I hate indulging in those, but sometimes you just gotta get it out.

IN OTHER SHIT,
Tomorrow I’m going to the gay arts and music festival “Homo a Go-Go” in San Francisco.  My biggest goal for this weekend is to use a men’s bathroom for the first time.  (Well, really, it’s the second time I’ll have used a urinal, but that hardly counted because we were camping in the off-season, there was NOBODY else in the campground when I snuck in to use it, and I wasn’t even really dressed as a guy anyway.  It was more a practice run than anything.)  This time, it’ll be in a public place somewhere that’s hopefully safe.  Honestly, my biggest fear isn’t that I’ll run into trouble with any people, because people never question my gender when I put a decent amount of effort into my appearance.  It’s that I’m going to somehow fuck up getting the STP into the right position and piss all over myself, even though I’ve been practicing for months at home and I’ve “got it down cold”, as Hudson’s Guide recommended.  I guess I’m glad I put off the STP post because this content might beef it up a little.

I doubt I’ll see anyone I know from WordPress at the festival, although one of the main events is the SF Drag King contest (which I couldn’t really get into anyway because I’m not 21 till a few months AFTERwards, which sucks.)  It seems like everyone on here isn’t really from the west coast, although if anyone was and happens to see me there, give me a shoutout.  Now I really wish I’d made a heads-up on this earlier.

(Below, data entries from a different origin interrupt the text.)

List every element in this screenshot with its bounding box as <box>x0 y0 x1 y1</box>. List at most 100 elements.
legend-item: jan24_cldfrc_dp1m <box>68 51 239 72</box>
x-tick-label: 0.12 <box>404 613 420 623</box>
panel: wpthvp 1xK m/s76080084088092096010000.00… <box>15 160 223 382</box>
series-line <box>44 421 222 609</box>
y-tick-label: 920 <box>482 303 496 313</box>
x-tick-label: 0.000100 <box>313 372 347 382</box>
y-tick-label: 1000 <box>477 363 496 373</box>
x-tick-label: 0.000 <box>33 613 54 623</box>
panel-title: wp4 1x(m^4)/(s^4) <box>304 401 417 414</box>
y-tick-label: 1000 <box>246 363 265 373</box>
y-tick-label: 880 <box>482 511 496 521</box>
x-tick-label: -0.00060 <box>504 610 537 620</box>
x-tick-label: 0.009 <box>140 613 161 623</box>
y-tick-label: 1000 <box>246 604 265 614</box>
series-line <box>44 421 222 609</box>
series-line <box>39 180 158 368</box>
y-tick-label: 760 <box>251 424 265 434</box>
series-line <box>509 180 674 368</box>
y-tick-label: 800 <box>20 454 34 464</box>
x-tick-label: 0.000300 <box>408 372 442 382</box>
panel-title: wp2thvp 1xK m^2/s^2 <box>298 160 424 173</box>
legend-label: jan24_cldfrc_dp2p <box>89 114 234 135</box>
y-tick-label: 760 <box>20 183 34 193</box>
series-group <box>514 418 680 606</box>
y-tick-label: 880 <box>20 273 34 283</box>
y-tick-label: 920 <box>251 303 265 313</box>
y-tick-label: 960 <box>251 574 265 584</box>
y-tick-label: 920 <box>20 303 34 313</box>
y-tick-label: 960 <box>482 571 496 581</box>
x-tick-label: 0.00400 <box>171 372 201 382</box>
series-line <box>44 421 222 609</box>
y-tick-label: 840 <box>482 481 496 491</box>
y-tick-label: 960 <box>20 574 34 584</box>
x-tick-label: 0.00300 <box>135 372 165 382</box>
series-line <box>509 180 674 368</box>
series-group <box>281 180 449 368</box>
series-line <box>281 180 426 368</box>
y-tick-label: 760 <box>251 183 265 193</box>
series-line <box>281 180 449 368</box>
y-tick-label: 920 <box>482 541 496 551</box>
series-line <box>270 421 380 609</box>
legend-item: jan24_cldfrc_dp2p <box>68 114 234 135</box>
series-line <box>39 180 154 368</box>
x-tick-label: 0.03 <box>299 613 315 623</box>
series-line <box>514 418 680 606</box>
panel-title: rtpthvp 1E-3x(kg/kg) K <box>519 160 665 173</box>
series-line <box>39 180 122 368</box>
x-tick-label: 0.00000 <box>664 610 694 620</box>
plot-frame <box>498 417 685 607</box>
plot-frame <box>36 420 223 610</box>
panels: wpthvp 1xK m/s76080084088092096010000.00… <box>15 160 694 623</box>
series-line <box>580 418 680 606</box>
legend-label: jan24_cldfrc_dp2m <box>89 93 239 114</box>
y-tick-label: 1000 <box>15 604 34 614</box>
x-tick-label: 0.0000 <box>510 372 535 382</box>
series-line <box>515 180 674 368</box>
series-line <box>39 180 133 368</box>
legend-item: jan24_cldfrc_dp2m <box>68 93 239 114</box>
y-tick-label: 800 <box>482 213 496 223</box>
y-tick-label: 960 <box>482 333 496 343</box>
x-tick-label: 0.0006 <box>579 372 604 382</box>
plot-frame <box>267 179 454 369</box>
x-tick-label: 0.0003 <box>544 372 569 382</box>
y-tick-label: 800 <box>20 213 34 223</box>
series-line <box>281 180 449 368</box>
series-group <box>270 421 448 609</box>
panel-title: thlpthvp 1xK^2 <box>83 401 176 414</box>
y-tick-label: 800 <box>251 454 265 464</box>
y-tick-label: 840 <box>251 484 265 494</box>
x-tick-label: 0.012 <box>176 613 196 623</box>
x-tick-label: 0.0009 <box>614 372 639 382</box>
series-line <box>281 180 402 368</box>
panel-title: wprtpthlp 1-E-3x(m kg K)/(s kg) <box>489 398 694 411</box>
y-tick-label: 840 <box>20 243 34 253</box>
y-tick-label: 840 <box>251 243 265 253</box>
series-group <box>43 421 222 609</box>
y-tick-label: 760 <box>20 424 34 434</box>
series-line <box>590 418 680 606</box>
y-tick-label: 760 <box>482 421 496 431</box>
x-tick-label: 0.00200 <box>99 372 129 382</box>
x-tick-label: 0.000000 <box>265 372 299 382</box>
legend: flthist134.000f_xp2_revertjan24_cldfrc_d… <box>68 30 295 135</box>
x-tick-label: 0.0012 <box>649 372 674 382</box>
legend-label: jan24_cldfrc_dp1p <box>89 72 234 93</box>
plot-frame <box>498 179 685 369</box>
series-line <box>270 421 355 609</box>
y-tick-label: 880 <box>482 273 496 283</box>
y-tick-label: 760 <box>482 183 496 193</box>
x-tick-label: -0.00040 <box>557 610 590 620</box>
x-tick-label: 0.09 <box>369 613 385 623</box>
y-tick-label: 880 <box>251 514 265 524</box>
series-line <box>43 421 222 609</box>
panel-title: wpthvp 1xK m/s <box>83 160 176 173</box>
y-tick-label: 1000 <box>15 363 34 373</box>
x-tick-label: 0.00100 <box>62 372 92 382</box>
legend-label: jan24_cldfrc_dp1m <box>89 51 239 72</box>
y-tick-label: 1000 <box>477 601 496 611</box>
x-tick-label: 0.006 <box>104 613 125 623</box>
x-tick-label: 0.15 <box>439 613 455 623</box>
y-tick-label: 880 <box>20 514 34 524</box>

SECONDLY, a sign from the universe that I’m doing the right thing in bringing this DID stuff out.

I don’t usually buy into the whole universal-mystical-fate bullcrap, but yesterday was pretty convincing.  Not long after finishing that post, we went to go up the hill to do an odd-job for someone. ($40 bucks for this weekend, how could we pass it up?)  At this point, Jack was in-body, which is an important point to make for reasons that will become clear soon.

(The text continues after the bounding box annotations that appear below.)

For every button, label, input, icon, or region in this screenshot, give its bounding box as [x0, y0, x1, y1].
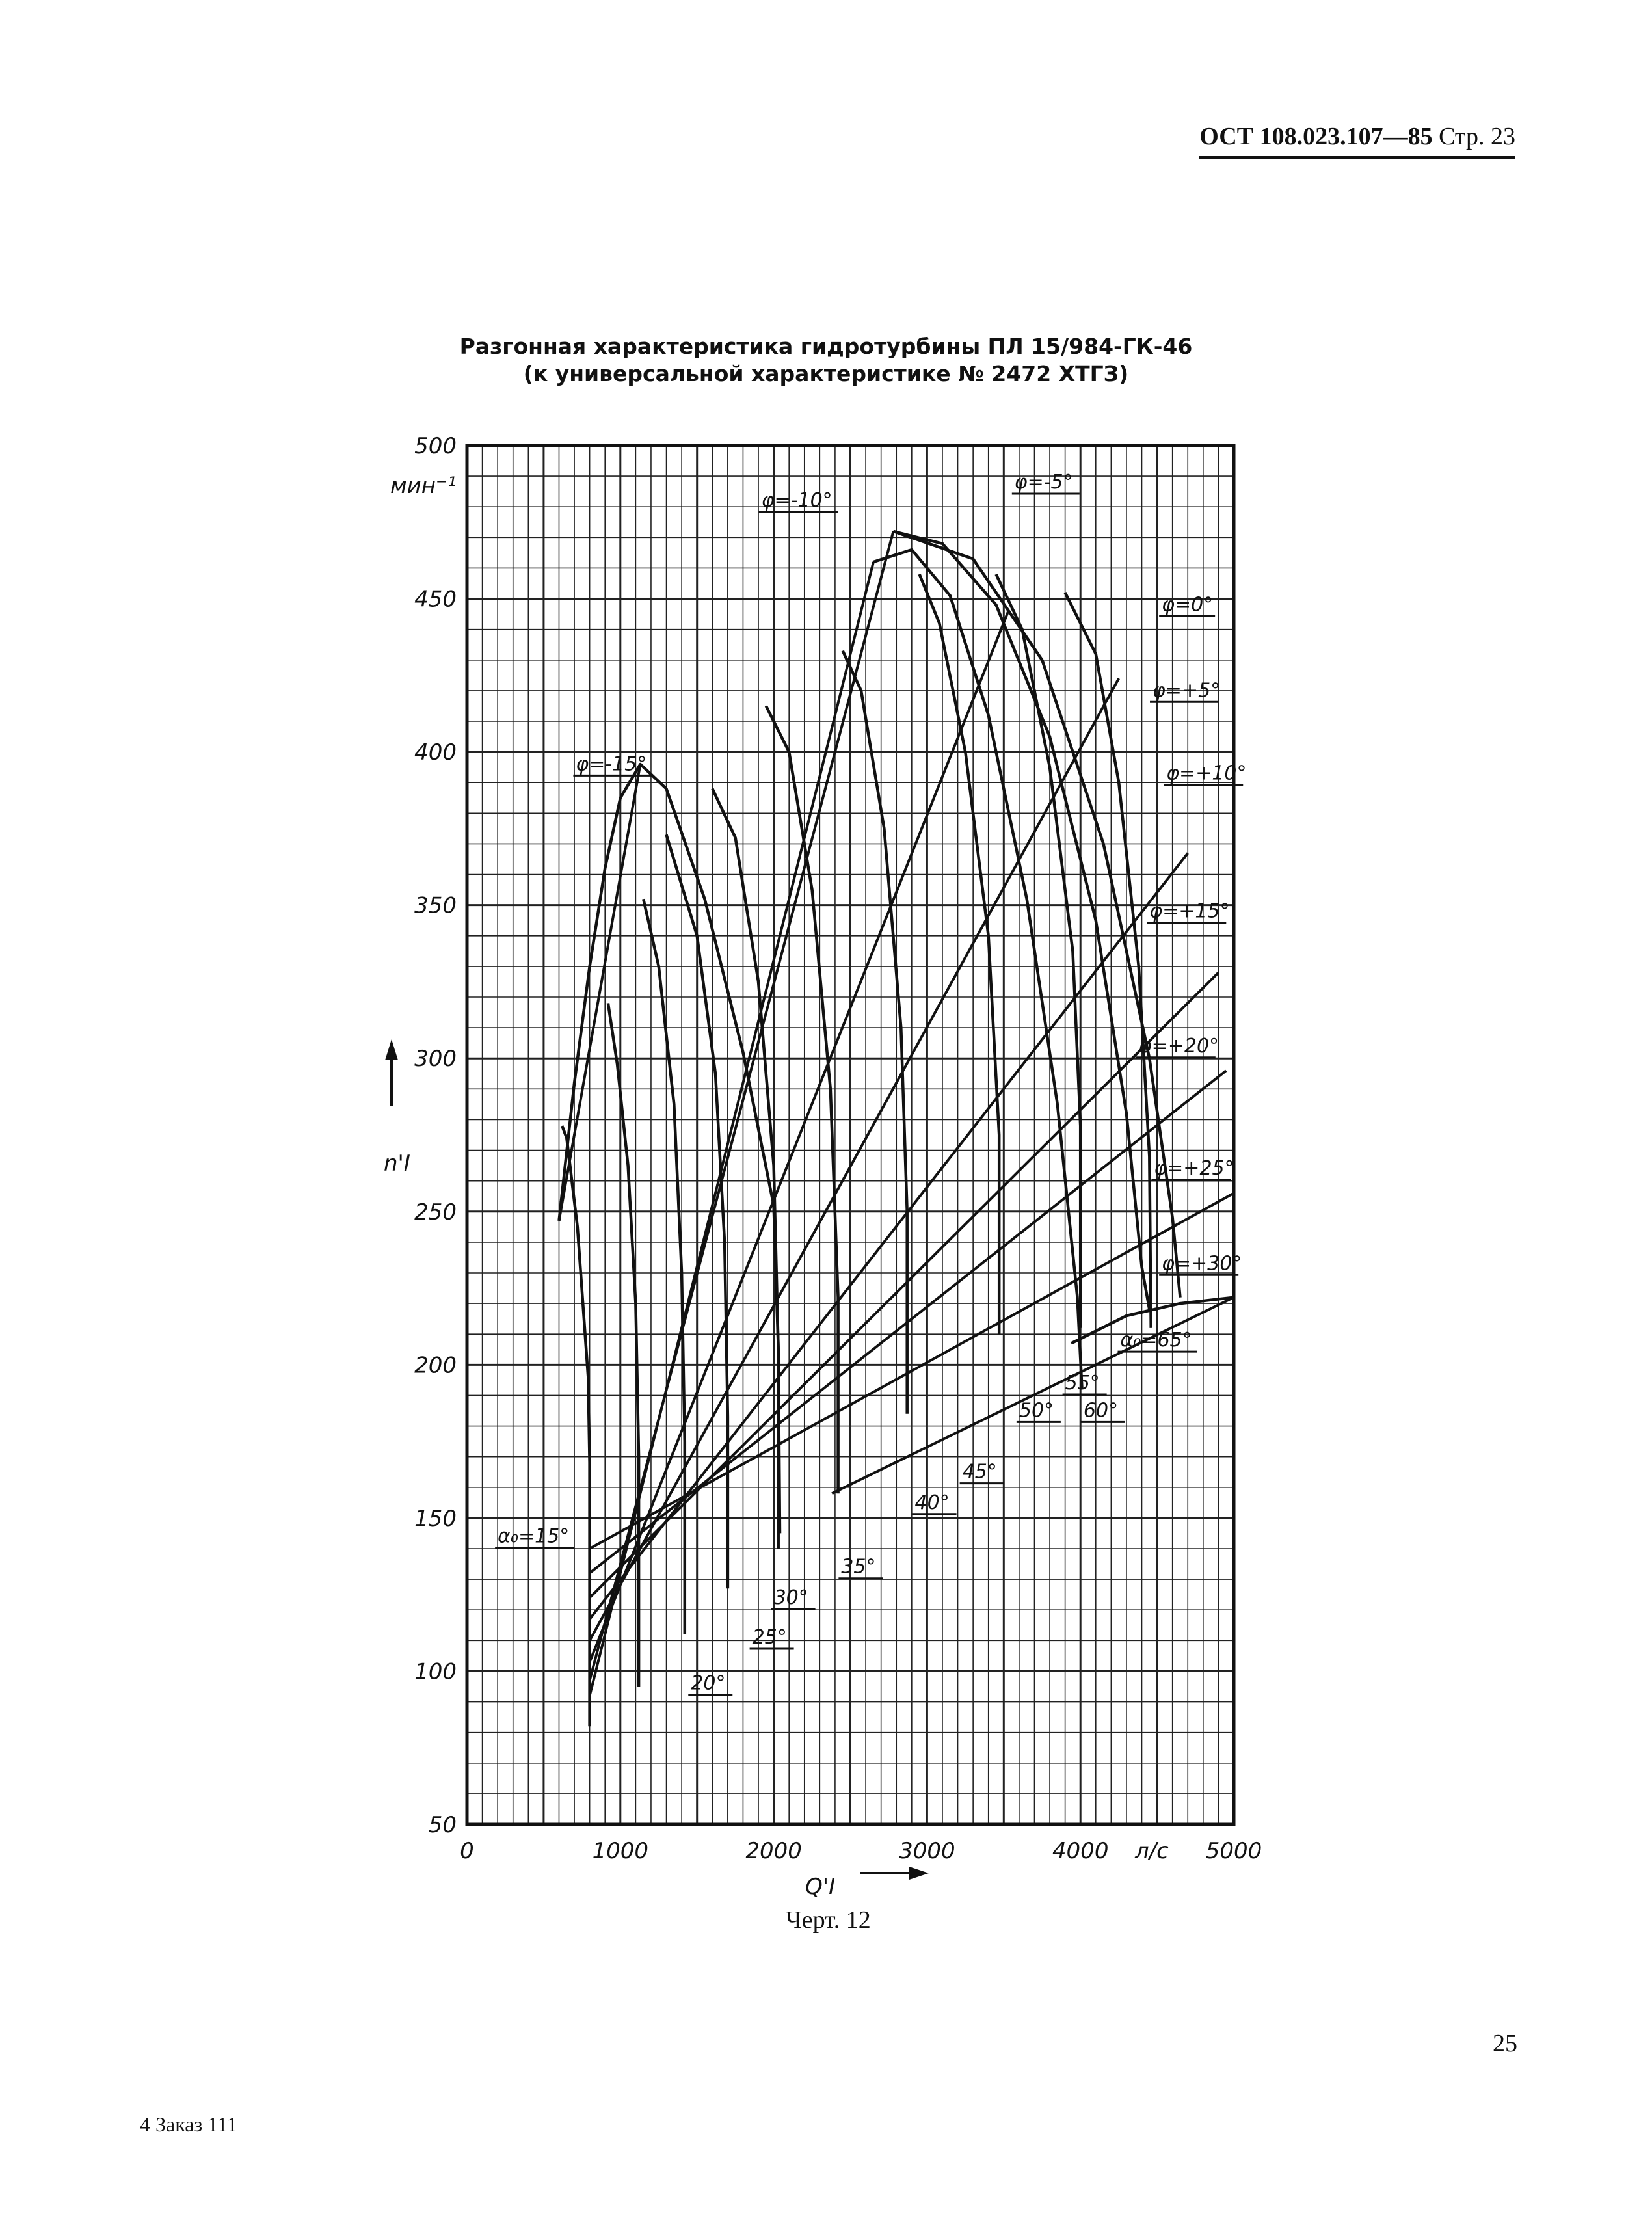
alpha-curve [1071, 1296, 1234, 1345]
curve-label: 30° [774, 1586, 808, 1609]
curve-label: 55° [1065, 1372, 1100, 1394]
blade-line [589, 1192, 1234, 1550]
curve-label: φ=-15° [576, 753, 646, 775]
y-axis-label: n'I [384, 1151, 410, 1177]
alpha-curve [1063, 592, 1152, 1328]
x-tick-label: 3000 [899, 1838, 955, 1864]
x-tick-label: 4000 [1052, 1838, 1109, 1864]
y-axis-unit: мин⁻¹ [390, 473, 457, 499]
alpha-curve [711, 788, 780, 1549]
phi-curve [892, 529, 1151, 1310]
x-tick-label: 2000 [745, 1838, 802, 1864]
x-axis-unit: л/с [1134, 1838, 1169, 1864]
blade-line [831, 1296, 1234, 1495]
curve-label: φ=+10° [1166, 762, 1246, 785]
blade-line [557, 764, 642, 1221]
alpha-curve [665, 834, 730, 1589]
blade-angle-lines [557, 531, 1234, 1696]
curve-label: φ=-10° [762, 489, 833, 512]
y-axis-arrowhead [385, 1039, 398, 1060]
blade-line [588, 610, 1010, 1663]
curve-labels: φ=-10° φ=-5° φ=0° φ=+5° φ=-15° φ=+10° φ=+15° φ=… [495, 471, 1246, 1696]
blade-line [588, 531, 895, 1681]
curve-label: φ=+15° [1149, 900, 1229, 923]
y-tick-label: 400 [414, 740, 457, 766]
document-code: ОСТ 108.023.107—85 [1199, 123, 1433, 150]
page-number: 25 [1493, 2030, 1517, 2057]
curve-label: α₀=65° [1121, 1329, 1192, 1352]
y-tick-label: 50 [429, 1812, 457, 1838]
alpha-curve [994, 573, 1082, 1328]
curve-label: 40° [915, 1491, 950, 1514]
x-axis-arrowhead [909, 1867, 929, 1880]
y-tick-label: 450 [414, 587, 457, 613]
curve-label: φ=+20° [1139, 1035, 1219, 1058]
y-tick-label: 150 [414, 1506, 457, 1532]
grid-minor [467, 446, 1234, 1824]
alpha-curve [606, 1003, 641, 1687]
curve-label: φ=+30° [1162, 1252, 1242, 1275]
curve-label: 45° [963, 1461, 997, 1484]
curve-label: α₀=15° [498, 1525, 569, 1548]
y-tick-label: 100 [414, 1659, 457, 1685]
x-tick-label: 0 [460, 1838, 474, 1864]
chart-title: Разгонная характеристика гидротурбины ПЛ… [0, 333, 1652, 388]
plot-border [465, 444, 1236, 1826]
alpha-curve [642, 898, 687, 1634]
plot-frame [465, 444, 1236, 1826]
blade-line [589, 852, 1189, 1620]
y-tick-label: 350 [414, 893, 457, 919]
alpha-curve [841, 650, 909, 1414]
axis-tick-labels: 0 1000 2000 3000 4000 5000 50 100 150 200 250 300 35… [414, 433, 1262, 1864]
blade-line [588, 678, 1120, 1642]
phi-curve [892, 529, 1182, 1298]
curve-label: φ=-5° [1015, 471, 1073, 494]
curve-label: φ=0° [1162, 593, 1213, 616]
phi-curves [557, 529, 1182, 1534]
blade-line [589, 971, 1219, 1599]
y-tick-label: 300 [414, 1046, 457, 1072]
y-tick-label: 250 [414, 1199, 457, 1225]
blade-line [588, 561, 875, 1696]
curve-label: φ=+25° [1154, 1157, 1234, 1180]
curve-label: 25° [753, 1626, 787, 1649]
curve-label: φ=+5° [1152, 679, 1220, 702]
chart-title-line2: (к универсальной характеристике № 2472 Х… [523, 361, 1129, 386]
alpha-curve [918, 574, 1001, 1335]
curve-label: 50° [1019, 1399, 1054, 1422]
x-tick-label: 5000 [1206, 1838, 1262, 1864]
alpha-curve [561, 1125, 591, 1727]
alpha-curve [764, 705, 840, 1494]
curve-label: 20° [691, 1672, 725, 1695]
document-page: Стр. 23 [1439, 123, 1515, 150]
chart-title-line1: Разгонная характеристика гидротурбины ПЛ… [459, 334, 1193, 359]
x-axis-label: Q'I [805, 1874, 835, 1900]
y-tick-label: 500 [414, 433, 457, 459]
order-note: 4 Заказ 111 [140, 2113, 237, 2136]
curve-label: 35° [841, 1556, 875, 1579]
document-header: ОСТ 108.023.107—85 Стр. 23 [1199, 122, 1515, 159]
curve-label: 60° [1084, 1399, 1118, 1422]
phi-curve [873, 548, 1084, 1390]
x-tick-label: 1000 [593, 1838, 649, 1864]
figure-caption: Черт. 12 [786, 1906, 871, 1934]
y-tick-label: 200 [414, 1352, 457, 1378]
axis-labels: n'I мин⁻¹ Q'I л/с [384, 473, 1169, 1900]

Now, where I live, there’s a steep grade between our town and the next, where we had to go.  About halfway up the grade, my clunker-van decided to overheat, which is a little unusual in the evening, but anyway, Jack chose to pull over at the last gas station before the final stretch and put some water in the coolant system and let it cool off.  As he was pulling in, this lady on a motorcycle was looking at him and smiling, and all he can think is, “Is that hot milf flirting with me?”

After he put the water in, she calls out- “K——“, which made Jack flinch in disgust and also wariness.  He didn’t have a clue where she knew me from, couldn’t visually recognize her.  But weirdly enough, she told him that she was Jane, my recent and favorite therapist, who I’d told about Jack and his gender dysphoria months ago on my quest to get him a transition.  On my first appointment with her, she’d taken a serious interest in Jack and helping us on our way, and then the next time I’d gone in to make an appointment, the receptionist told me that she’d left the county and closed the case!  I had been sorely disappointed.  Turns out, she’d gotten laid off like just about everyone else in this county.

But she’d never personally met him, and when he introduced himself as Jack, she was delighted.  He told her he was working on getting gender therapy, and she said that she knew someone volunteering at a local peer help group that would probably love to meet him- a transgirl!  Finally, someone in the community who can at least relate to us that much!
They talked about other things, but more or less, it was incredibly encouraging to see someone who basically knew the whole scenario and wanted to help.  Sometimes it’s hard not to think there’s a Tranny God out there watching out for us poor sinners.